Who has ever known a trained meteorologist who could predict next week’s weather with 100 percent accuracy? Why, then, would we accept without question the prognostications of what the worldwide climate will be like decades, or even centuries from now? And why, for Heaven’s sake, would we base costly carbon tax schemes and excessive liberty squelching regulations on political and scientific guesswork—however educated it may seem to be—that may well be proven false and, in some cases, already has.
Back when I studied weather and climate as part of my conservation minor at Central Michigan University, nothing was said about global warming, or climate change. Instead, we learned about the natural forces that shaped our physical environment and how, at best, we could count on the weather changing from day-to-day. Anybody who thought they could unequivocally tell us what the weather would be like a month, or year, from now would have been ostracized as something akin to Elmer Gantry. These days, old Elmer is embraced.
I’m not omniscient enough to say without hesitation who is most correct on this issue. But then, few people—if any—are.
The best we can do is rely on our own intuition, personal experiences and powers of reason to sort through the various theories. Unfortunately, normal public discourse is notoriously unreliable—especially when those making the most noise appear to have stealth motivations that have nothing to do with saving Mother Earth.
Nevertheless, we ought to be able to speak like adults about such subjects and seek the truth wherever it may be found.
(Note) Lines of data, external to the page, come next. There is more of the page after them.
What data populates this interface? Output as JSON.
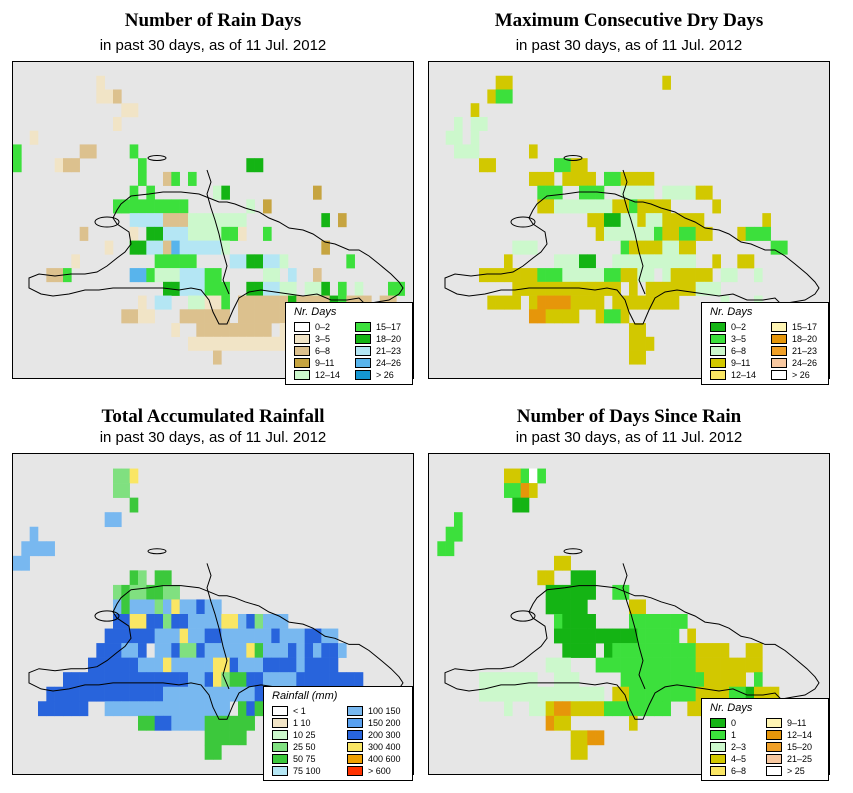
{
  "panels": [
    {
      "title": "Number of Rain Days",
      "subtitle": "in past 30 days, as of  11 Jul. 2012",
      "legend": {
        "title": "Nr. Days",
        "items": [
          {
            "label": "0–2",
            "color": "#ffffff"
          },
          {
            "label": "3–5",
            "color": "#f1e4c6"
          },
          {
            "label": "6–8",
            "color": "#dcc18e"
          },
          {
            "label": "9–11",
            "color": "#c6a440"
          },
          {
            "label": "12–14",
            "color": "#ccf8cc"
          },
          {
            "label": "15–17",
            "color": "#3ce03c"
          },
          {
            "label": "18–20",
            "color": "#14b414"
          },
          {
            "label": "21–23",
            "color": "#b4e6f4"
          },
          {
            "label": "24–26",
            "color": "#58b4ec"
          },
          {
            "label": "> 26",
            "color": "#1496d2"
          }
        ]
      }
    },
    {
      "title": "Maximum Consecutive Dry Days",
      "subtitle": "in past 30 days, as of  11 Jul. 2012",
      "legend": {
        "title": "Nr. Days",
        "items": [
          {
            "label": "0–2",
            "color": "#14b414"
          },
          {
            "label": "3–5",
            "color": "#3ce03c"
          },
          {
            "label": "6–8",
            "color": "#ccf8cc"
          },
          {
            "label": "9–11",
            "color": "#d2c800"
          },
          {
            "label": "12–14",
            "color": "#fae664"
          },
          {
            "label": "15–17",
            "color": "#fff5b4"
          },
          {
            "label": "18–20",
            "color": "#e6960a"
          },
          {
            "label": "21–23",
            "color": "#f0a028"
          },
          {
            "label": "24–26",
            "color": "#f8c8a0"
          },
          {
            "label": "> 26",
            "color": "#ffffff"
          }
        ]
      }
    },
    {
      "title": "Total Accumulated Rainfall",
      "subtitle": "in past 30 days, as of  11 Jul. 2012",
      "legend": {
        "title": "Rainfall (mm)",
        "items": [
          {
            "label": "< 1",
            "color": "#ffffff"
          },
          {
            "label": "1   10",
            "color": "#f1e4c6"
          },
          {
            "label": "10   25",
            "color": "#ccf8cc"
          },
          {
            "label": "25   50",
            "color": "#80e080"
          },
          {
            "label": "50   75",
            "color": "#3cc83c"
          },
          {
            "label": "75   100",
            "color": "#b4e6f4"
          },
          {
            "label": "100   150",
            "color": "#78b8f0"
          },
          {
            "label": "150   200",
            "color": "#58a0f0"
          },
          {
            "label": "200   300",
            "color": "#2864dc"
          },
          {
            "label": "300   400",
            "color": "#fae664"
          },
          {
            "label": "400   600",
            "color": "#f0a000"
          },
          {
            "label": "> 600",
            "color": "#ff3200"
          }
        ]
      }
    },
    {
      "title": "Number of Days Since Rain",
      "subtitle": "in past 30 days, as of  11 Jul. 2012",
      "legend": {
        "title": "Nr. Days",
        "items": [
          {
            "label": "0",
            "color": "#14b414"
          },
          {
            "label": "1",
            "color": "#3ce03c"
          },
          {
            "label": "2–3",
            "color": "#ccf8cc"
          },
          {
            "label": "4–5",
            "color": "#d2c800"
          },
          {
            "label": "6–8",
            "color": "#fae664"
          },
          {
            "label": "9–11",
            "color": "#fff5b4"
          },
          {
            "label": "12–14",
            "color": "#e6960a"
          },
          {
            "label": "15–20",
            "color": "#f0a028"
          },
          {
            "label": "21–25",
            "color": "#f8c8a0"
          },
          {
            "label": "> 25",
            "color": "#ffffff"
          }
        ]
      }
    }
  ],
  "grids": [
    [
      "................................................",
      "..........3.....................................",
      "..........336...................................",
      ".............33.................................",
      "............3...................................",
      "..3.............................................",
      "4.......66....B.................................",
      "4....366.......B............AA..................",
      "...............5..6B.5..........................",
      "..............B.4.......CA..........9...........",
      "............B4BBBBB44.......C.9.................",
      "..............IIII888CCCCCCC.........A.9........",
      "........6.....3.OOIIICCCC443..B.................",
      "...........3..OOII6HIIIIIC...........9..........",
      ".......3.........BBBBB....IIAAIIC.......B.......",
      "....66B.......HHBCCCIIIBB.....CC.I..6...........",
      "..................OOIIIBBB..AAIICC.CCA.B.C...BB.",
      "...............3.II..CC33B.666666A6666AB666.66..",
      ".............6633...666666.66666666666663.......",
      "...................3..666666666.333.............",
      ".....................3333333333333..............",
      "........................6.......................",
      ".........................................33....."
    ],
    [
      "................................................",
      "........99..................9...................",
      ".......9AA......................................",
      ".....9.........................................",
      "...C.CC.........................................",
      "..CC.C...........................................",
      "...CCC......9...................................",
      "......99.......AA99.............................",
      "............999.9999.AA9999......................",
      ".............AAA..AAA..CCCC.CCCC99..............",
      ".............99CCCCCCC99A9999.....9.............",
      "...................99BBCC9CC99999.......9........",
      "....................9CCCCCCA99AA99...9AAA.......",
      "..........CCC..........A9999CC99.........AA.....",
      ".........9.....CCCBB..CCCCCCCCCC..9..99.........",
      "......9999999AAACCCCCAA99CC.C99999.CC..C........",
      "..........9999999999999.9.999999CCC.............",
      ".......9999.9EEEE9999.99999999.....C...C........",
      "............EE9999..9AA9........................",
      "........................99.....................",
      "........................999.....................",
      "........................99......................",
      "................................................"
    ],
    [
      "................................................",
      "............CCK.................................",
      "............CC..................................",
      "..............M.................................",
      "...........LL...................................",
      "..L.............................................",
      ".LLLL...........................................",
      "LL..............................................",
      "..............MC.MM.............................",
      "............CMCCMMCC............................",
      "............LMLLLCLKLLNLL.......................",
      "............NNKKNNCNNLLLLKKLNCLLL................",
      "...........NNNNNNLLLKLLNNLLLLLLNLLLNNLL..........",
      "..........NNNLLN.LLNCCNLLLLLKMLLLNLNLNNL.........",
      ".........NNNNNNLLLKLLLLLKKNLLLNNNNLNNNN.........",
      "......NNNNNNNNNNNNNNNLLNKCMMNNLLLLNNNNNNNN.......",
      "....NNNNNNNNNNNNNNLLLLLLLLLLLNNLNNNLNN...........",
      "...NNNNNN..LLLLLLLLLLLLLLL.MNMMMMLLLLNNN........",
      "...............MMNNLLLLMMMMMM...................",
      ".......................MMMMM.....................",
      ".......................MM.......................",
      "................................................"
    ],
    [
      "................................................",
      ".........99AGA..................................",
      ".........AAE9...................................",
      "..........BB....................................",
      "...A............................................",
      "..AA............................................",
      ".AA.............................................",
      "...............99...............................",
      ".............99..BBB.............................",
      "..............BBBBBB..AA..........................",
      "..............BBBBB.....99.......................",
      "...............ABBBB....AAAAAAA..................",
      "...............BBBBBBBBBBAAAAA.9.................",
      "................BBBB.BAAAAAAAAAA9999..99.........",
      "..............CCC...AAAAAAAAAAAA99999999........",
      "......CCCCCCC..CCC.....AAAAAAAAAA99999.A.........",
      "......CCCCCCCCCCCCCCC.99AAAAAAAA9999AAB999.........",
      ".........C..CC9EE9999AAAAAAAA..9999CCCCCC9.......",
      "..............E99.......9.........C......C......",
      ".................99EE...........................",
      ".................99..............................",
      "................................................"
    ]
  ]
}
As it is, we seem to be collectively living the words of Julia Ward Howe’s “Battle Hymn of the Republic” by “trampling out the vintage where the grapes of wrath are stored.”
And the fruit of anger we are harvesting stems more from selfish ambition and human-generated antipathy toward one another, rather than unquestionable empirical evidence that shows our often confused species is destroying the planet.
Which, by the way, actually belongs to God, not us.